The prevalence of hypertension in African Americans (AAs) is higher than in other US groups; yet, few have performed genome-wide association studies (GWASs) in AA. Among people of European descent, GWASs have identified genetic variants at 13 loci that are associated with blood pressure. It is unknown if these variants confer susceptibility in people of African ancestry. Here, we examined genome-wide and candidate gene associations with systolic blood pressure (SBP) and diastolic blood pressure (DBP) using the Candidate Gene Association Resource (CARe) consortium consisting of 8591 AAs. Genotypes included genome-wide single-nucleotide polymorphism (SNP) data utilizing the Affymetrix 6.0 array with imputation to 2.5 million HapMap SNPs and candidate gene SNP data utilizing a 50K cardiovascular gene-centric array (ITMAT-Broad-CARe [IBC] array). For Affymetrix data, the strongest signal for DBP was rs10474346 (P= 3.6 × 10(-8)) located near GPR98 and ARRDC3. For SBP, the strongest signal was rs2258119 in C21orf91 (P= 4.7 × 10(-8)). The top IBC association for SBP was rs2012318 (P= 6.4 × 10(-6)) near SLC25A42 and for DBP was rs2523586 (P= 1.3 × 10(-6)) near HLA-B. None of the top variants replicated in additional AA (n = 11 882) or European-American (n = 69 899) cohorts. We replicated previously reported European-American blood pressure SNPs in our AA samples (SH2B3, P= 0.009; TBX3-TBX5, P= 0.03; and CSK-ULK3, P= 0.0004). These genetic loci represent the best evidence of genetic influences on SBP and DBP in AAs to date. More broadly, this work supports that notion that blood pressure among AAs is a trait with genetic underpinnings but also with significant complexity.

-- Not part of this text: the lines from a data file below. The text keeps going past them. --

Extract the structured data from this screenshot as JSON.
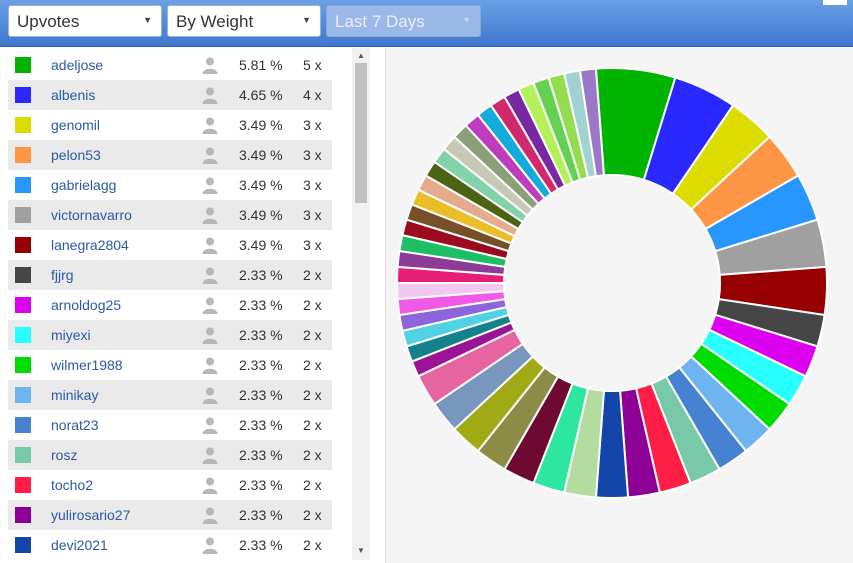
{
  "toolbar": {
    "metric": "Upvotes",
    "weighting": "By Weight",
    "period": "Last 7 Days"
  },
  "rows": [
    {
      "name": "adeljose",
      "pct": "5.81 %",
      "count": "5 x",
      "color": "#00b400"
    },
    {
      "name": "albenis",
      "pct": "4.65 %",
      "count": "4 x",
      "color": "#2828ff"
    },
    {
      "name": "genomil",
      "pct": "3.49 %",
      "count": "3 x",
      "color": "#dcdc00"
    },
    {
      "name": "pelon53",
      "pct": "3.49 %",
      "count": "3 x",
      "color": "#ff9646"
    },
    {
      "name": "gabrielagg",
      "pct": "3.49 %",
      "count": "3 x",
      "color": "#2896ff"
    },
    {
      "name": "victornavarro",
      "pct": "3.49 %",
      "count": "3 x",
      "color": "#a0a0a0"
    },
    {
      "name": "lanegra2804",
      "pct": "3.49 %",
      "count": "3 x",
      "color": "#960000"
    },
    {
      "name": "fjjrg",
      "pct": "2.33 %",
      "count": "2 x",
      "color": "#464646"
    },
    {
      "name": "arnoldog25",
      "pct": "2.33 %",
      "count": "2 x",
      "color": "#dc00f0"
    },
    {
      "name": "miyexi",
      "pct": "2.33 %",
      "count": "2 x",
      "color": "#28ffff"
    },
    {
      "name": "wilmer1988",
      "pct": "2.33 %",
      "count": "2 x",
      "color": "#00dc00"
    },
    {
      "name": "minikay",
      "pct": "2.33 %",
      "count": "2 x",
      "color": "#6eb4f0"
    },
    {
      "name": "norat23",
      "pct": "2.33 %",
      "count": "2 x",
      "color": "#4682d2"
    },
    {
      "name": "rosz",
      "pct": "2.33 %",
      "count": "2 x",
      "color": "#78c8aa"
    },
    {
      "name": "tocho2",
      "pct": "2.33 %",
      "count": "2 x",
      "color": "#ff1e46"
    },
    {
      "name": "yulirosario27",
      "pct": "2.33 %",
      "count": "2 x",
      "color": "#8c0096"
    },
    {
      "name": "devi2021",
      "pct": "2.33 %",
      "count": "2 x",
      "color": "#1446aa"
    }
  ],
  "chart_data": {
    "type": "pie",
    "style": "donut",
    "values": [
      5,
      4,
      3,
      3,
      3,
      3,
      3,
      2,
      2,
      2,
      2,
      2,
      2,
      2,
      2,
      2,
      2,
      2,
      2,
      2,
      2,
      2,
      2,
      2,
      1,
      1,
      1,
      1,
      1,
      1,
      1,
      1,
      1,
      1,
      1,
      1,
      1,
      1,
      1,
      1,
      1,
      1,
      1,
      1,
      1,
      1,
      1,
      1,
      1,
      1
    ],
    "colors": [
      "#00b400",
      "#2828ff",
      "#dcdc00",
      "#ff9646",
      "#2896ff",
      "#a0a0a0",
      "#960000",
      "#464646",
      "#dc00f0",
      "#28ffff",
      "#00dc00",
      "#6eb4f0",
      "#4682d2",
      "#78c8aa",
      "#ff1e46",
      "#8c0096",
      "#1446aa",
      "#b4dca0",
      "#2de6a0",
      "#6e0a32",
      "#8c8c46",
      "#a0aa14",
      "#7896be",
      "#e664a0",
      "#9b1496",
      "#14828c",
      "#50d2e6",
      "#8c64dc",
      "#f05ae6",
      "#f0c8f0",
      "#e61e78",
      "#8c3c96",
      "#1ebe64",
      "#9b0a1e",
      "#785028",
      "#ebbe28",
      "#e6aa8c",
      "#4b6414",
      "#82d2aa",
      "#c8c8b4",
      "#8ca078",
      "#be3cbe",
      "#14aadc",
      "#d2286e",
      "#7828a0",
      "#b4f05a",
      "#64d250",
      "#96dc50",
      "#a0d2d2",
      "#9b78c8"
    ]
  }
}
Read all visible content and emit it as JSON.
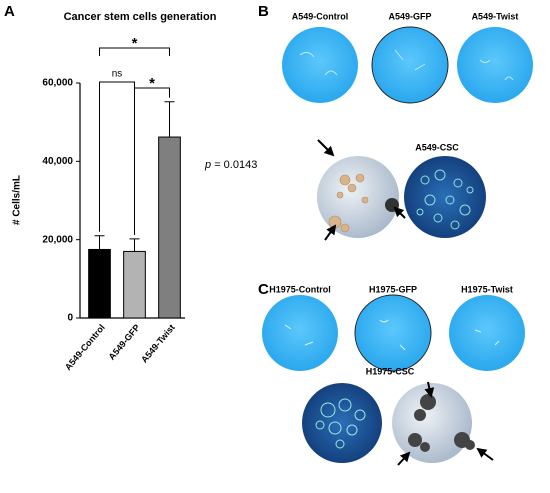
{
  "panel_labels": [
    "A",
    "B",
    "C"
  ],
  "chart_data": {
    "type": "bar",
    "title": "Cancer stem cells generation",
    "y_label": "# Cells/mL",
    "categories": [
      "A549-Control",
      "A549-GFP",
      "A549-Twist"
    ],
    "values": [
      17500,
      17000,
      46200
    ],
    "errors": [
      3500,
      3200,
      9000
    ],
    "colors": [
      "#000000",
      "#b3b3b3",
      "#7f7f7f"
    ],
    "ylim": [
      0,
      60000
    ],
    "yticks": [
      0,
      {
        "value": 20000,
        "label": "20,000"
      },
      {
        "value": 40000,
        "label": "40,000"
      },
      {
        "value": 60000,
        "label": "60,000"
      }
    ],
    "significance": [
      {
        "from": 0,
        "to": 1,
        "label": "ns"
      },
      {
        "from": 1,
        "to": 2,
        "label": "*"
      },
      {
        "from": 0,
        "to": 2,
        "label": "*"
      }
    ],
    "annotation": {
      "symbol": "p",
      "text": "= 0.0143"
    }
  },
  "panel_b": {
    "images": [
      "A549-Control",
      "A549-GFP",
      "A549-Twist"
    ],
    "csc": "A549-CSC"
  },
  "panel_c": {
    "images": [
      "H1975-Control",
      "H1975-GFP",
      "H1975-Twist"
    ],
    "csc": "H1975-CSC"
  }
}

非裔美国人(AA)的高血压患病率高于其他美国人群;然而,很少有研究在 AA 中进行全基因组关联研究(GWAS)。在欧洲血统的人群中,GWAS 已经确定了 13 个与血压相关的基因变异位点。目前尚不清楚这些变异是否会使非洲血统的人群易患高血压。在这里,我们使用由 8591 名 AA 组成的候选基因关联资源(CARe)联盟,检查了与收缩压(SBP)和舒张压(DBP)相关的全基因组和候选基因关联。基因型包括利用 Affymetrix 6.0 阵列进行全基因组单核苷酸多态性(SNP)数据,利用 250 万 HapMap SNP 进行导入,并利用 50K 心血管基因中心阵列(ITMAT-Broad-CARe [IBC] 阵列)进行候选基因 SNP 数据。对于 Affymetrix 数据,DBP 最强的信号是位于 GPR98 和 ARRDC3 附近的 rs10474346(P=3.6×10(-8))。对于 SBP,最强的信号是 C21orf91 中的 rs2258119(P=4.7×10(-8))。SBP 的 IBC 最强关联是 rs2012318(P=6.4×10(-6)),位于 SLC25A42 附近,DBP 的最强关联是 rs2523586(P=1.3×10(-6)),位于 HLA-B 附近。在另外的 AA(n=11882)或欧洲裔美国人(n=69899)队列中,没有一个顶级变体得到复制。我们在 AA 样本中复制了先前报道的欧洲裔美国人血压 SNP(SH2B3,P=0.009;TBX3-TBX5,P=0.03;CSK-ULK3,P=0.0004)。这些遗传位点代表了迄今为止 AA 中 SBP 和 DBP 遗传影响的最佳证据。更广泛地说,这项工作支持这样一种观点,即 AA 的血压是一种具有遗传基础但也具有显著复杂性的特征。